İnsanı yetiştirmezsen ne olur? Eğitim öğretim ortamlarında hazır edilen teknolojiyi kullanacak insanı hazır etmezsen, onları önce yetiştirmezsen o teknoloji çürümeye mahkûm olur. Milyarlarca lira da çöpe atılır. Bu biraz da şuna benzer: Bir şehrin iç ulaşımını sağlamak istiyorsunuz. Yüzlerce otobüs almışsınız. Ne o araçlara uygun yol inşa etmişsiniz ne de o araçları kullanacak insanı yetiştirmişsiniz. Bu durumda olan nedir? Otobüslerin garajlarda çürümesi, ona ödenen paraların çöp olması demektir. Zarar üstüne zarar. Alfabeyi, yazıyı öğrenmemiş biri için yazıyla oluşturulmuş metinde istersen kâinat kıymetinde mesaj olsun, o yazı okunamadıktan sonra neye yarar ki! Onun için bir yandan eğitim öğretim ortamları fiziksel olarak hazırlanmalı, diğer yandan da öğretmenler ve idareciler bu konuda iyi yetiştirilmelidir. Eğitim öğretim ortamlarının fizikî ihtiyaçları hazır edilirken, eğitim öğretim donanımları alınırken bu husus gözden uzak tutulmamalıdır.

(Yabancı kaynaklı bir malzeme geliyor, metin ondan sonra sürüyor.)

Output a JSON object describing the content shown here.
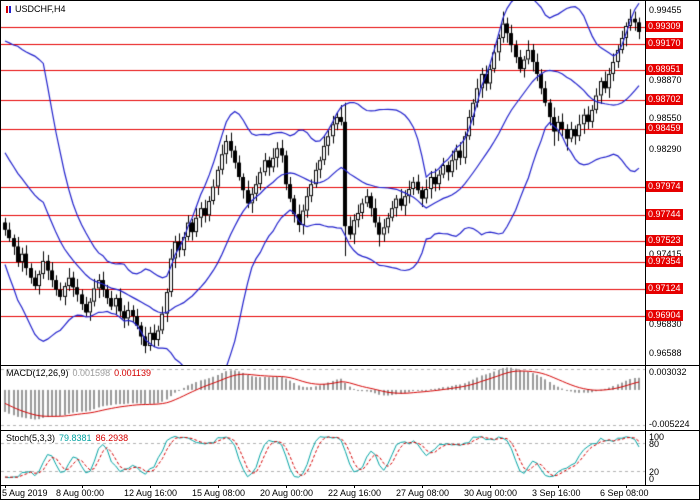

Sözün özü, en iyi, en modern, en gelişmiş sitemleri kurun, en son teknolojiyle donanmış sınıfları oluşturun, yok bundan daha gelişmiş olanı diye yaptıklarınızla övünün ama eğitimin vazgeçilmez değerleri olan “adalet, dostluk, dürüstlük, öz denetim, sabır, saygı, sevgi, sorumluluk, vatanseverlik, yardımseverlik” ile kendini donatmamış, bu değerlerle yoğrulmamış, bu değerleri içten içe benimsememiş, fıtratının bir parçası hâline getirmemiş bir eğitim yöneticisi ve öğretmeni ile eğitimde istenilen başarının elde edilmesi mümkün değildir. Zahiren her şey yapılmıştır ama lafta ve kâğıt üzerindedir. Bu durumu kurtarmak isteyenler de eğitim öğretimdeki öğrenci yükünü azaltmak için bir üst sınıfa geçmeyi kolaylaştıracak, sınavlarda sorulan sorular basitleşecek; eğitimde bir üst basmak olması gereken kademeler, günden güne zayıflayacak alt basamağın ölçüsüne inecektir. Yıllardır yapılan budur.
Eğitim öğretim ortamlarının başarıya katkısını öğrenmek istiyorsak uluslararası bağımsız kuruluşların ortaya koyduğu eğitim ölçme değerlendirme sonuçlarındaki yerimize bakmamız yeterli olacaktır. Onlar, acı da olsa gerçeği söyleyecektir.